One New York Times article on Mitski’s critically acclaimed 2016 album Puberty 2 is entitled “Mitski’s ‘Puberty 2’ Mines Her Scars for Raw Meaning”. It’s a complimentary review of Mitski’s work, and involves a sensitive and perceptive interview with the musician. Even in its lauding of Mitski’s work, though, it brings the music again and again back to ideas of rawness and honesty – the album is “purple like a new bruise”, Mitski is “radically transparent”. There’s an emphasis on her ability to delve into old memories with the same emotional intensity as was there when those feelings were first felt. The emphasis is always on the feeling, though, rather than the deliberate choice to attempt to express that feeling. A scar can’t be mined for raw meaning, where a scar implies a healed wound, and mining implies strategic searching and uncovering. To sift through old hurts and memories can’t be the search for something “raw” – it’s necessarily retrospective, it requires perspective.
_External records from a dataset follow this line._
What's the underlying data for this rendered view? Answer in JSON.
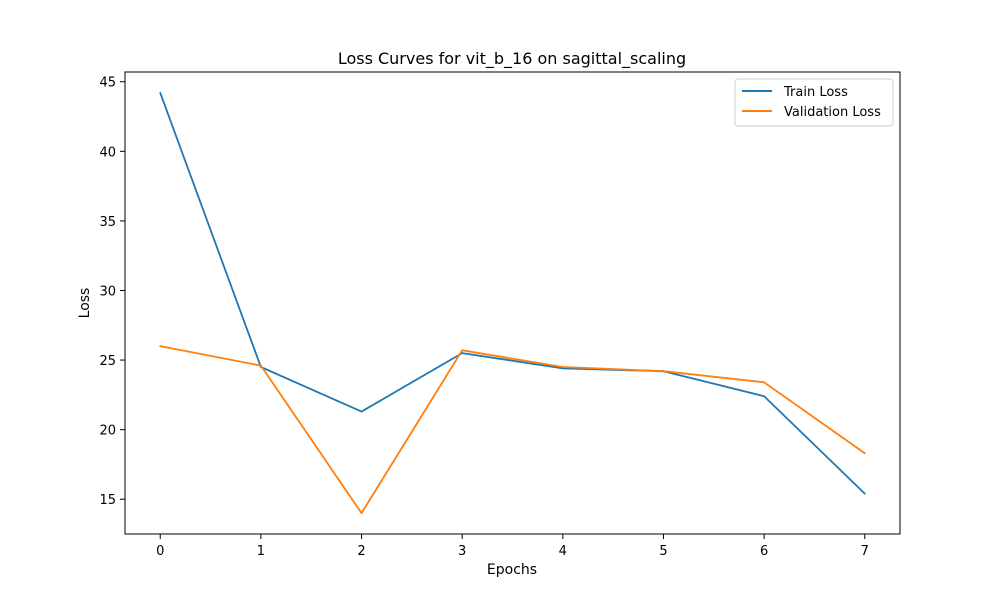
{
  "chart_data": {
    "type": "line",
    "title": "Loss Curves for vit_b_16 on sagittal_scaling",
    "xlabel": "Epochs",
    "ylabel": "Loss",
    "x": [
      0,
      1,
      2,
      3,
      4,
      5,
      6,
      7
    ],
    "xticks": [
      "0",
      "1",
      "2",
      "3",
      "4",
      "5",
      "6",
      "7"
    ],
    "yticks": [
      "15",
      "20",
      "25",
      "30",
      "35",
      "40",
      "45"
    ],
    "xlim": [
      -0.35,
      7.35
    ],
    "ylim": [
      12.5,
      45.7
    ],
    "grid": false,
    "legend_position": "top-right",
    "series": [
      {
        "name": "Train Loss",
        "color": "#1f77b4",
        "values": [
          44.2,
          24.5,
          21.3,
          25.5,
          24.4,
          24.2,
          22.4,
          15.4
        ]
      },
      {
        "name": "Validation Loss",
        "color": "#ff7f0e",
        "values": [
          26.0,
          24.6,
          14.0,
          25.7,
          24.5,
          24.2,
          23.4,
          18.3
        ]
      }
    ]
  }
}
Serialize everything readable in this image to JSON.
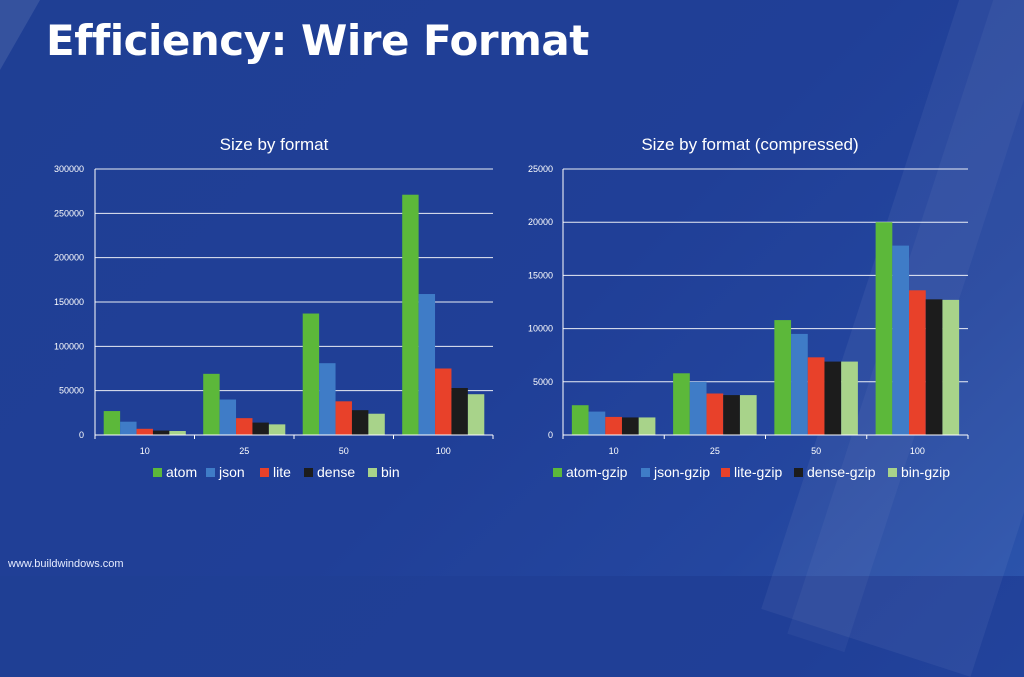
{
  "slide": {
    "title": "Efficiency: Wire Format",
    "footer": "www.buildwindows.com"
  },
  "colors": {
    "background": "#203f97",
    "series": [
      "#5cb83a",
      "#3f7cc7",
      "#e8412a",
      "#1c1c1c",
      "#a8d38a"
    ]
  },
  "chart_data": [
    {
      "type": "bar",
      "title": "Size by format",
      "categories": [
        "10",
        "25",
        "50",
        "100"
      ],
      "ylim": [
        0,
        300000
      ],
      "yticks": [
        0,
        50000,
        100000,
        150000,
        200000,
        250000,
        300000
      ],
      "grid": true,
      "legend_position": "bottom",
      "series": [
        {
          "name": "atom",
          "values": [
            27000,
            69000,
            137000,
            271000
          ]
        },
        {
          "name": "json",
          "values": [
            15000,
            40000,
            81000,
            159000
          ]
        },
        {
          "name": "lite",
          "values": [
            7000,
            19000,
            38000,
            75000
          ]
        },
        {
          "name": "dense",
          "values": [
            5000,
            14000,
            28000,
            53000
          ]
        },
        {
          "name": "bin",
          "values": [
            4500,
            12000,
            24000,
            46000
          ]
        }
      ]
    },
    {
      "type": "bar",
      "title": "Size by format (compressed)",
      "categories": [
        "10",
        "25",
        "50",
        "100"
      ],
      "ylim": [
        0,
        25000
      ],
      "yticks": [
        0,
        5000,
        10000,
        15000,
        20000,
        25000
      ],
      "grid": true,
      "legend_position": "bottom",
      "series": [
        {
          "name": "atom-gzip",
          "values": [
            2800,
            5800,
            10800,
            20000
          ]
        },
        {
          "name": "json-gzip",
          "values": [
            2200,
            5000,
            9500,
            17800
          ]
        },
        {
          "name": "lite-gzip",
          "values": [
            1700,
            3900,
            7300,
            13600
          ]
        },
        {
          "name": "dense-gzip",
          "values": [
            1650,
            3750,
            6900,
            12750
          ]
        },
        {
          "name": "bin-gzip",
          "values": [
            1650,
            3750,
            6900,
            12700
          ]
        }
      ]
    }
  ]
}
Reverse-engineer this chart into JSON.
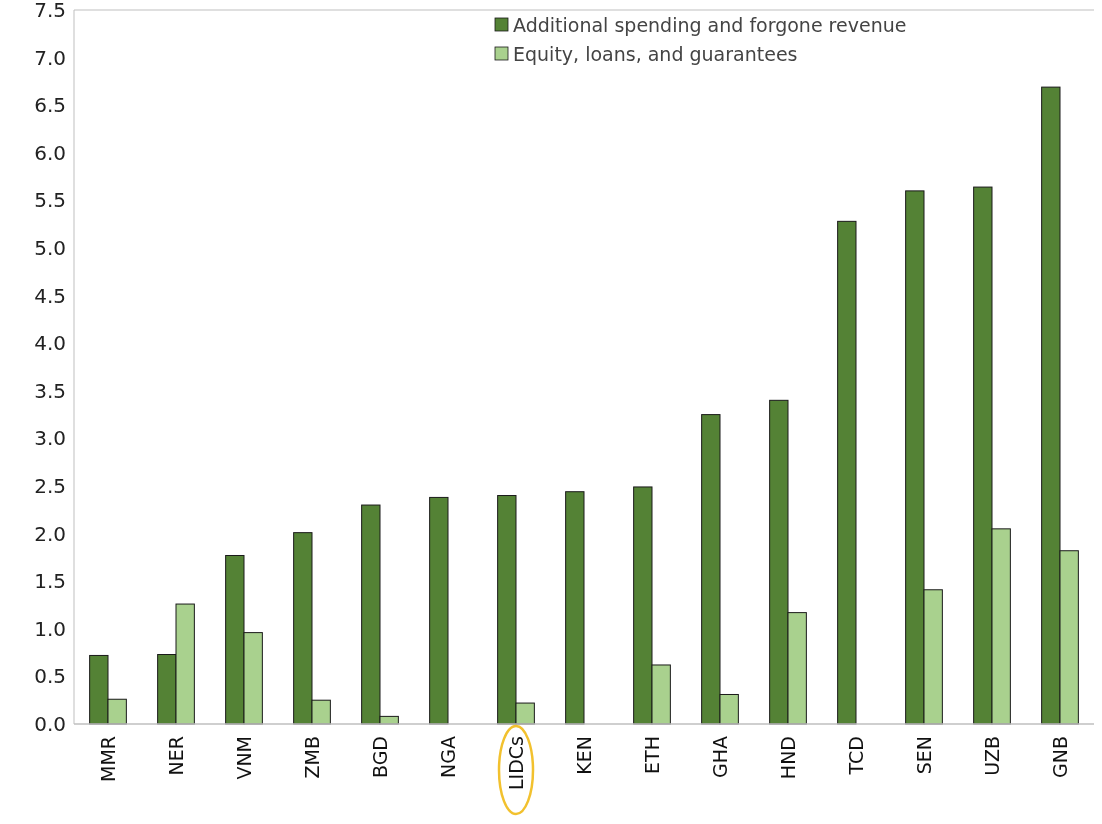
{
  "chart_data": {
    "type": "bar",
    "categories": [
      "MMR",
      "NER",
      "VNM",
      "ZMB",
      "BGD",
      "NGA",
      "LIDCs",
      "KEN",
      "ETH",
      "GHA",
      "HND",
      "TCD",
      "SEN",
      "UZB",
      "GNB"
    ],
    "series": [
      {
        "name": "Additional spending and forgone revenue",
        "color": "#548235",
        "values": [
          0.72,
          0.73,
          1.77,
          2.01,
          2.3,
          2.38,
          2.4,
          2.44,
          2.49,
          3.25,
          3.4,
          5.28,
          5.6,
          5.64,
          6.69
        ]
      },
      {
        "name": "Equity, loans, and guarantees",
        "color": "#a9d18e",
        "values": [
          0.26,
          1.26,
          0.96,
          0.25,
          0.08,
          null,
          0.22,
          null,
          0.62,
          0.31,
          1.17,
          null,
          1.41,
          2.05,
          1.82
        ]
      }
    ],
    "ylim": [
      0,
      7.5
    ],
    "yticks": [
      {
        "value": 0,
        "label": "0.0"
      },
      {
        "value": 0.5,
        "label": "0.5"
      },
      {
        "value": 1,
        "label": "1.0"
      },
      {
        "value": 1.5,
        "label": "1.5"
      },
      {
        "value": 2,
        "label": "2.0"
      },
      {
        "value": 2.5,
        "label": "2.5"
      },
      {
        "value": 3,
        "label": "3.0"
      },
      {
        "value": 3.5,
        "label": "3.5"
      },
      {
        "value": 4,
        "label": "4.0"
      },
      {
        "value": 4.5,
        "label": "4.5"
      },
      {
        "value": 5,
        "label": "5.0"
      },
      {
        "value": 5.5,
        "label": "5.5"
      },
      {
        "value": 6,
        "label": "6.0"
      },
      {
        "value": 6.5,
        "label": "6.5"
      },
      {
        "value": 7,
        "label": "7.0"
      },
      {
        "value": 7.5,
        "label": "7.5"
      }
    ],
    "grid": false,
    "legend": "top right"
  }
}
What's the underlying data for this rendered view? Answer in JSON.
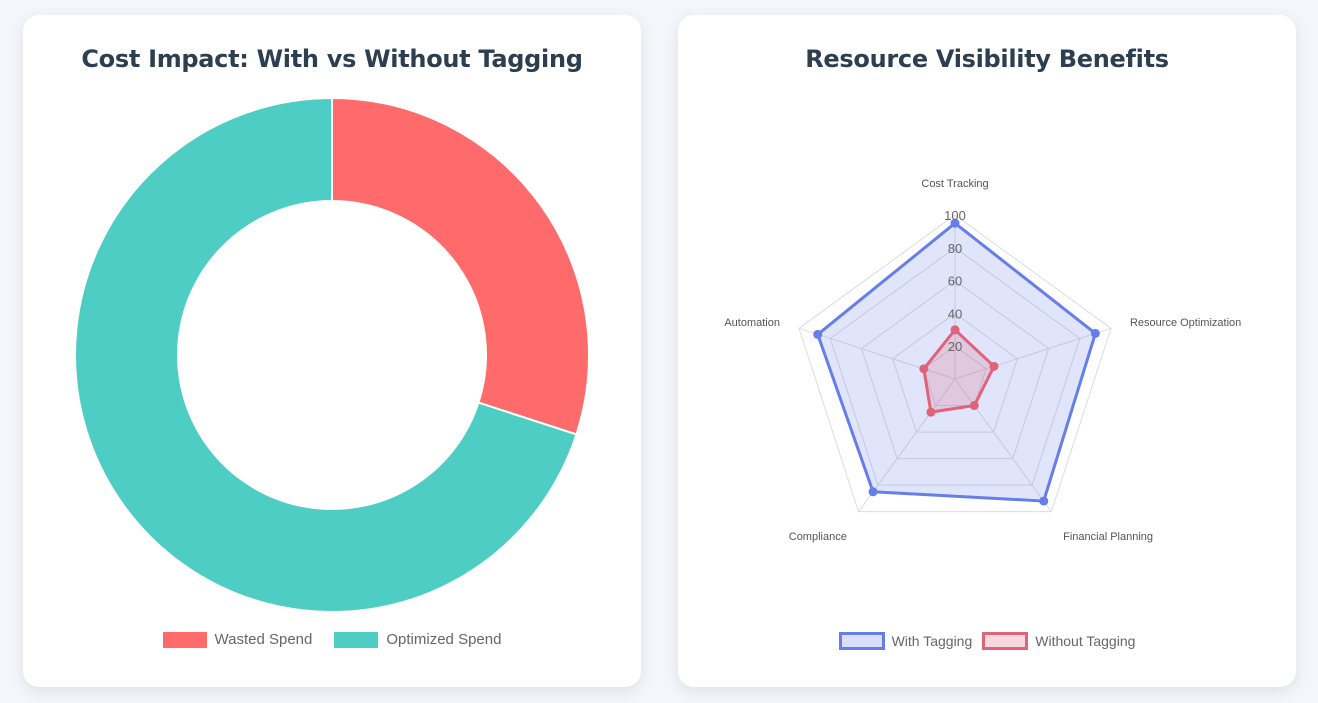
{
  "left_card": {
    "title": "Cost Impact: With vs Without Tagging"
  },
  "right_card": {
    "title": "Resource Visibility Benefits"
  },
  "colors": {
    "wasted": "#ff6b6b",
    "optimized": "#4ecdc4",
    "with_tagging": "#667eea",
    "without_tagging": "#e0637a",
    "title": "#2c3e50",
    "background": "#f5f6fb"
  },
  "chart_data": [
    {
      "type": "pie",
      "variant": "doughnut",
      "title": "Cost Impact: With vs Without Tagging",
      "labels": [
        "Wasted Spend",
        "Optimized Spend"
      ],
      "values": [
        30,
        70
      ],
      "colors": [
        "#ff6b6b",
        "#4ecdc4"
      ],
      "legend_position": "bottom"
    },
    {
      "type": "radar",
      "title": "Resource Visibility Benefits",
      "categories": [
        "Cost Tracking",
        "Resource Optimization",
        "Financial Planning",
        "Compliance",
        "Automation"
      ],
      "r_range": [
        0,
        100
      ],
      "r_ticks": [
        "20",
        "40",
        "60",
        "80",
        "100"
      ],
      "series": [
        {
          "name": "With Tagging",
          "values": [
            95,
            90,
            92,
            85,
            88
          ],
          "color": "#667eea"
        },
        {
          "name": "Without Tagging",
          "values": [
            30,
            25,
            20,
            25,
            20
          ],
          "color": "#e0637a"
        }
      ],
      "grid": true,
      "legend_position": "bottom"
    }
  ]
}
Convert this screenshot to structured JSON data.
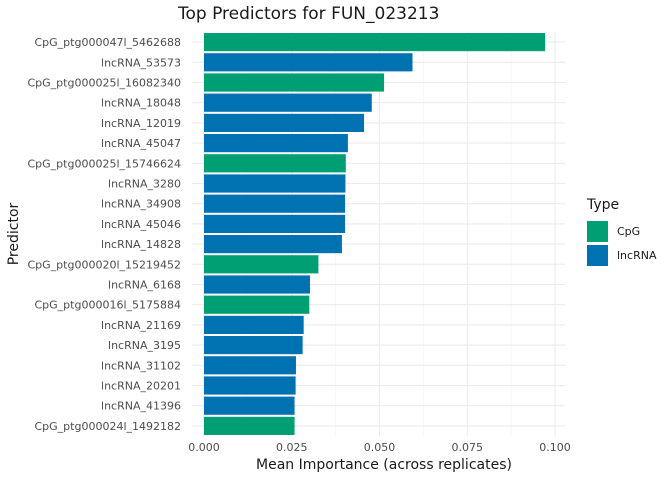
{
  "chart_data": {
    "type": "bar",
    "orientation": "horizontal",
    "title": "Top Predictors for FUN_023213",
    "xlabel": "Mean Importance (across replicates)",
    "ylabel": "Predictor",
    "xlim": [
      0,
      0.1
    ],
    "xticks": [
      "0.000",
      "0.025",
      "0.050",
      "0.075",
      "0.100"
    ],
    "xtick_values": [
      0,
      0.025,
      0.05,
      0.075,
      0.1
    ],
    "legend": {
      "title": "Type",
      "placement": "right",
      "entries": [
        {
          "name": "CpG",
          "color": "#009E73"
        },
        {
          "name": "lncRNA",
          "color": "#0072B2"
        }
      ]
    },
    "bars": [
      {
        "label": "CpG_ptg000047l_5462688",
        "value": 0.0972,
        "type": "CpG"
      },
      {
        "label": "lncRNA_53573",
        "value": 0.0594,
        "type": "lncRNA"
      },
      {
        "label": "CpG_ptg000025l_16082340",
        "value": 0.0513,
        "type": "CpG"
      },
      {
        "label": "lncRNA_18048",
        "value": 0.0478,
        "type": "lncRNA"
      },
      {
        "label": "lncRNA_12019",
        "value": 0.0456,
        "type": "lncRNA"
      },
      {
        "label": "lncRNA_45047",
        "value": 0.041,
        "type": "lncRNA"
      },
      {
        "label": "CpG_ptg000025l_15746624",
        "value": 0.0404,
        "type": "CpG"
      },
      {
        "label": "lncRNA_3280",
        "value": 0.0403,
        "type": "lncRNA"
      },
      {
        "label": "lncRNA_34908",
        "value": 0.0402,
        "type": "lncRNA"
      },
      {
        "label": "lncRNA_45046",
        "value": 0.0402,
        "type": "lncRNA"
      },
      {
        "label": "lncRNA_14828",
        "value": 0.0393,
        "type": "lncRNA"
      },
      {
        "label": "CpG_ptg000020l_15219452",
        "value": 0.0326,
        "type": "CpG"
      },
      {
        "label": "lncRNA_6168",
        "value": 0.0302,
        "type": "lncRNA"
      },
      {
        "label": "CpG_ptg000016l_5175884",
        "value": 0.03,
        "type": "CpG"
      },
      {
        "label": "lncRNA_21169",
        "value": 0.0284,
        "type": "lncRNA"
      },
      {
        "label": "lncRNA_3195",
        "value": 0.0281,
        "type": "lncRNA"
      },
      {
        "label": "lncRNA_31102",
        "value": 0.0262,
        "type": "lncRNA"
      },
      {
        "label": "lncRNA_20201",
        "value": 0.0261,
        "type": "lncRNA"
      },
      {
        "label": "lncRNA_41396",
        "value": 0.0258,
        "type": "lncRNA"
      },
      {
        "label": "CpG_ptg000024l_1492182",
        "value": 0.0258,
        "type": "CpG"
      }
    ]
  }
}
The idea of mining scars for raw meaning is completely paradoxical, and robs Mitski of the creative purpose involved in song-writing and the construction of an album.

 

Mitski is a particularly interesting artist to think about in terms of her apparent unfettered and unmediated honesty in her very controlled narrative about her personal life. The ‘early life’ and ‘personal life’ entries on her Wikipedia are each two lines long. There are no mentions of the names of past romantic partners, and very little on her family. Mitski’s most recent album, Be the Cowboy, is preoccupied by ideas of performance, from the album’s cover picture of Mitski having the finishing touches applied to her makeup, to the central figure of the album, a protagonist which Mitski has said is not quite her. This centrality of performance contradicted the narrative surrounding Mitski of a diaristic, impulsive, raw musician. However, speaking about some of the reviews of the album that acknowledge this orchestrated, controlled element to her work, Mitski criticises the opposite perspective that: “it’s no longer personal for her”. Instead, she asks: “why does it have to be one or the other? I’m just using all these techniques or tools in order to express emotions that I actually had”.

What these conflicting ideas point to is a difficulty in thinking about female writers, musicians and artists as creators of complex, deliberate art. If an album seems “diaristic”, that doesn’t mean it’s “raw”, or “instinctive”. Successfully writing with apparent honesty about anything, including personal experience, requires a level of craft, purpose and narrative-shaping ability which cannot be encompassed by words like “raw”. For something to be raw or confessional, it must be unmediated and unshaped, which implies that its creator has a lack of control or agency over it. Mitski has described this as a narrative that: “makes me into a vessel for creation instead of the creator”. If a song or album seems emotionally truthful, that is due to the skill of whoever created it – to attribute it to some essential, inherent ability to feel deeply and to pour those feelings into music is to engage in the denial of the creative, narrative-shaping agency of the musician who wrote that song or album. Women create their own narratives. If a musician’s work seems so emotionally intense that it’s as though you’re peeking in their diary, that doesn’t mean that the work is raw or unmediated. Instead, the apparent rawness of any song is a mark of craft and skill, a successfully crafted artifice, as all good art is. If a song seems raw or unmediated, that’s because somebody made it seem that way, not because of a prioritisation of instinct and impulse over creative control.